Adam Bodnar: Polonijny głos ma znaczenie

Adam Bodnar: Polonijny głos ma znaczenie
Adam Bodnar fot. Adam Bodnar/Facebook

Joanna Marszałek: Jak przedstawiłby się Pan tej części Polonii, która Pana nie zna?

Adam Bodnar: Jestem prawnikiem oraz nauczycielem akademickim od ponad 17 lat. Od prawie 20 lat jestem zaangażowany zarówno na szczeblu krajowym, jak i międzynarodowym, w działania dotyczące obrony praw i wolności człowieka i obywatela. Dla Amerykanów polskiego pochodzenia może być również istotne, że przez wiele lat kierowałem Helsińską Fundacją Praw Człowieka – polską organizacją pozarządową, która jest jakby odpowiednikiem amerykańskiej ACLU. Później pełniłem funkcję w ramach struktur państwowych jako rzecznik praw obywatelskich. Dzięki temu stałem się osobą zaangażowaną publicznie w obronę podstawowych wartości związanych z przestrzeganiem konstytucji i praworządnością, integracją europejską, ochroną praw i wolności człowieka. To kariera ugruntowana wiedzą fachową i ekspercką, która została zweryfikowana międzynarodowo.

Mieliśmy okazję zobaczyć Pana w roli profesora akademickiego podczas wykładu na Loyola University, ale do Chicago przyjechał Pan również w roli kandydata do Senatu RP z okręgu 44 obejmującego zagranicę. W jakiej roli czuje się Pan lepiej?

– Kandydatem i być może politykiem dopiero zaczynam być. To inny świat niż środowisko akademickie. Świat nauki ma to do siebie, że rządzi się stosunkowo jasnymi regułami. Monetą, którą się płaci, jest wiedza ekspercka, zaangażowanie, publikacje, umiejętności dydaktyczne. Świat polityki opiera się na emocjach, relacjach, pomysłach i przebijaniu się z tymi pomysłami, zależności od innych ludzi. Na razie wydaje mi się, że kampania przebiega względnie przyzwoicie, mam bardzo dobry sztab wyborczy. Dużo będzie zależało od tego, jak ukształtuje się krajobraz polityczny w Polsce po wyborach.

Adam Bodnar fot. Adam Bodnar/Facebook

Ma Pan bogatą karierę naukową w zakresie praw człowieka. Dlaczego zdecydował Pan się kandydować w wyborach do Senatu RP?

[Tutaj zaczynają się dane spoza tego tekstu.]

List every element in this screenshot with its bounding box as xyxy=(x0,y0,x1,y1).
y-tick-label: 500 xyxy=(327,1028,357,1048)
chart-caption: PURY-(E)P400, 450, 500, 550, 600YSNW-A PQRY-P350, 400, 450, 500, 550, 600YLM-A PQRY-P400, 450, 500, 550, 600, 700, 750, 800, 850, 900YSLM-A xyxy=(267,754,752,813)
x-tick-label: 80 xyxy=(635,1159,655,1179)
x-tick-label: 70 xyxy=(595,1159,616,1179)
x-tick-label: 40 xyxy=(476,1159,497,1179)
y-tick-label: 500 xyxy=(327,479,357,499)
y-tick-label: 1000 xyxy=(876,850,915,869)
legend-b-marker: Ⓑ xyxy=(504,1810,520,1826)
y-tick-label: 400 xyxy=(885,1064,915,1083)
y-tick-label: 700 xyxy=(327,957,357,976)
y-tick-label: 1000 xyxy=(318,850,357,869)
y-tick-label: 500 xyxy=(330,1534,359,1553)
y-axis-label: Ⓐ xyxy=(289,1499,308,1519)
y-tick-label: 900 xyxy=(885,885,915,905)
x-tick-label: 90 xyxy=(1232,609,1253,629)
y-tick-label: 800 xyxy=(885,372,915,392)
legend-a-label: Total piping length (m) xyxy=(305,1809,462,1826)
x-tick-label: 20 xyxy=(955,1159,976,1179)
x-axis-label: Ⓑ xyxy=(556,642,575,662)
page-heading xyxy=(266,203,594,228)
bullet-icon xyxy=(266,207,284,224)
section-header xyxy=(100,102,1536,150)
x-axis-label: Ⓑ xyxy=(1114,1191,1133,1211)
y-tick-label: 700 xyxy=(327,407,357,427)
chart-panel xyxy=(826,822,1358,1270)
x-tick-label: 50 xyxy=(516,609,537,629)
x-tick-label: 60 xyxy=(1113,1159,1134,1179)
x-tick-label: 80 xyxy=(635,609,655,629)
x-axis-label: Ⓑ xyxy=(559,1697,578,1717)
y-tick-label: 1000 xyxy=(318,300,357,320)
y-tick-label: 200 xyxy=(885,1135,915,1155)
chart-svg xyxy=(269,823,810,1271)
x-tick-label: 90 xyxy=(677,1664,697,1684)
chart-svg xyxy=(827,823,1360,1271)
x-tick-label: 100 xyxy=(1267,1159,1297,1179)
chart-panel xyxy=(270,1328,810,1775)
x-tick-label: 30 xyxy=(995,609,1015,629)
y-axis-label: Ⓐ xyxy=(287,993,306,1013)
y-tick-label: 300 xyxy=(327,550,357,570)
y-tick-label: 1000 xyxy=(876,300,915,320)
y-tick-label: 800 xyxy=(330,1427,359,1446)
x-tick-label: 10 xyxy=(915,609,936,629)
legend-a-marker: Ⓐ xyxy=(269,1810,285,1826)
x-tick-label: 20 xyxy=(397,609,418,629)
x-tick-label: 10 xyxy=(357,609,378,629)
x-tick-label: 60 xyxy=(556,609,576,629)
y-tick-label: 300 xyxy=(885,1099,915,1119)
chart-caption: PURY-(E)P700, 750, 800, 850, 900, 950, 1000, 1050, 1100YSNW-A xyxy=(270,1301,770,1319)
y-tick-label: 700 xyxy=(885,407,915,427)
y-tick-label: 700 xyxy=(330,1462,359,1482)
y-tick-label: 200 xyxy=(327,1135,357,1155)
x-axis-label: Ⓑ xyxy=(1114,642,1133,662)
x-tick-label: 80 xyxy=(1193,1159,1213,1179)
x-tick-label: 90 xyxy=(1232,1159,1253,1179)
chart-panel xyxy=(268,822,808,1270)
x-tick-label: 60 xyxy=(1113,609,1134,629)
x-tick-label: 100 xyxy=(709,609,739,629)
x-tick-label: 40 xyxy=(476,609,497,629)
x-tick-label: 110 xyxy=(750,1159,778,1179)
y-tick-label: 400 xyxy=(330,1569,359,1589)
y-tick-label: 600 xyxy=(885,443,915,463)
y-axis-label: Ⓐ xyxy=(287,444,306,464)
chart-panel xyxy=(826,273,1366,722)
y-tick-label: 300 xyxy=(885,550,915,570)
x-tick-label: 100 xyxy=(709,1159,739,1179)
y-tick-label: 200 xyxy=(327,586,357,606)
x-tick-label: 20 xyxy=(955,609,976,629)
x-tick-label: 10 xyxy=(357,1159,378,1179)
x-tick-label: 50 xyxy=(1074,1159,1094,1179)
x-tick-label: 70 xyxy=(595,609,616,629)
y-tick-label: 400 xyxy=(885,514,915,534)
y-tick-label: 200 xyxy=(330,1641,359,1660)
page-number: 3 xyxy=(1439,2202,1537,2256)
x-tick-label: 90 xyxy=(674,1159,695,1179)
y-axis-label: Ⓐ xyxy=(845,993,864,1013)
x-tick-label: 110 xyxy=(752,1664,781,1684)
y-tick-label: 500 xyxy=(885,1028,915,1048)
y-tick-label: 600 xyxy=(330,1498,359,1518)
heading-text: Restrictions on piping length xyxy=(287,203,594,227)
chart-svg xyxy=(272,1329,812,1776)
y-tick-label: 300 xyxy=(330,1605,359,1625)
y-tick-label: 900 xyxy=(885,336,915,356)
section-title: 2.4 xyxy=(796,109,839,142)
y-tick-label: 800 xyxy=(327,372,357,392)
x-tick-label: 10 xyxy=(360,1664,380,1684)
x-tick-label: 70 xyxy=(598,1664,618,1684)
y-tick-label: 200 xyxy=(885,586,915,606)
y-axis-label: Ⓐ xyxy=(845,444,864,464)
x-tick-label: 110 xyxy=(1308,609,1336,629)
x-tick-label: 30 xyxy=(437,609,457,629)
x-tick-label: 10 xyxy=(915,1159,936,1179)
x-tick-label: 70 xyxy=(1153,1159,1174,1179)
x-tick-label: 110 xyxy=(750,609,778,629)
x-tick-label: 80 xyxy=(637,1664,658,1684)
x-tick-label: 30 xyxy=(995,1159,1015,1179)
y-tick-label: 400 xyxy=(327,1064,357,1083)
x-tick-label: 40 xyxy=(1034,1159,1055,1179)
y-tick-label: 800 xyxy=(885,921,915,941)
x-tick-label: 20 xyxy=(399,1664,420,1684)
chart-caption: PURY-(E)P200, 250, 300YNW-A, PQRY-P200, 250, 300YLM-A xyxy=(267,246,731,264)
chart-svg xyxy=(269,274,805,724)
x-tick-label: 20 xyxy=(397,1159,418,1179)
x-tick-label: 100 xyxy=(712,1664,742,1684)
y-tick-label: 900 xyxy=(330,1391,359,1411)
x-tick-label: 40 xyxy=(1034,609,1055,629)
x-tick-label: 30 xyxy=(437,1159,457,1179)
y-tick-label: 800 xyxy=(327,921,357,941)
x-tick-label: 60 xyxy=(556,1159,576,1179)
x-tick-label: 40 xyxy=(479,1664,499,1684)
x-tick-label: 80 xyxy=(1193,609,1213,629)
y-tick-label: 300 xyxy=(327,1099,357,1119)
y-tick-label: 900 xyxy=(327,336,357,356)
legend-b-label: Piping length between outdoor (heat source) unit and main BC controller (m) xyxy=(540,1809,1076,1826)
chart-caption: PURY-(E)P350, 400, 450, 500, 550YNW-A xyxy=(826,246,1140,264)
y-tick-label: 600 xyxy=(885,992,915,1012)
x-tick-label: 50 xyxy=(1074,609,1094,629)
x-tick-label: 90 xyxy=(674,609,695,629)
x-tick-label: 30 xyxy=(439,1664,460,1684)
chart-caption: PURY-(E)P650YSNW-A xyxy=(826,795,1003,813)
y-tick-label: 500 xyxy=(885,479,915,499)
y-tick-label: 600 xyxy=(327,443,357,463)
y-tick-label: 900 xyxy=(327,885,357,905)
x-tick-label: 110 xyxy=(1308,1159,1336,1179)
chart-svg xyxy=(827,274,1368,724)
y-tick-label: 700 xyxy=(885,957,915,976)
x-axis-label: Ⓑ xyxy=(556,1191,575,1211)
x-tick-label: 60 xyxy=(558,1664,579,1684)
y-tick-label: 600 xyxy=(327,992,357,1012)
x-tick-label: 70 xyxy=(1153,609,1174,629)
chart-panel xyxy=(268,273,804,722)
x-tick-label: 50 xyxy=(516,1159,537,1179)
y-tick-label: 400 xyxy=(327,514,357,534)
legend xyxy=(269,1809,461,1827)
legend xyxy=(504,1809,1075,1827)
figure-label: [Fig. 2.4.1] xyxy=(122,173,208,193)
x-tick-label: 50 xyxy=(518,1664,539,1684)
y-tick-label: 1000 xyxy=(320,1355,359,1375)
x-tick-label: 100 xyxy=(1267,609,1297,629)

– Po prawie sześciu latach jako rzecznik praw obywatelskich czułem, że mam bardzo dobry kontakt z ludźmi. Miałem też dobrą informację zwrotną na temat tego, co mówię o prawach człowieka i wartościach. Moja kandydatura to jest jakaś forma kontynuowania tego, co robiłem wcześniej jako rzecznik. Po drugie i najważniejsze: uważam, że te wybory mają historyczne znaczenie. Chyba nie potrafiłbym się tym wyborom przyglądać z bocznej ławki na zasadzie eksperta, który się wymądrza i mówi, co i jak należy zrobić, gdzie opozycja popełnia błąd albo na co powinna zwrócić uwagę. To jest ten moment, kiedy trzeba wziąć część odpowiedzialności na siebie, wykonać rzeczywistą pracę i przekonywać do swoich koncepcji wyborców.

Dlaczego uważa Pan, że najbliższe wybory są fundamentalne dla przetrwania polskiej demokracji?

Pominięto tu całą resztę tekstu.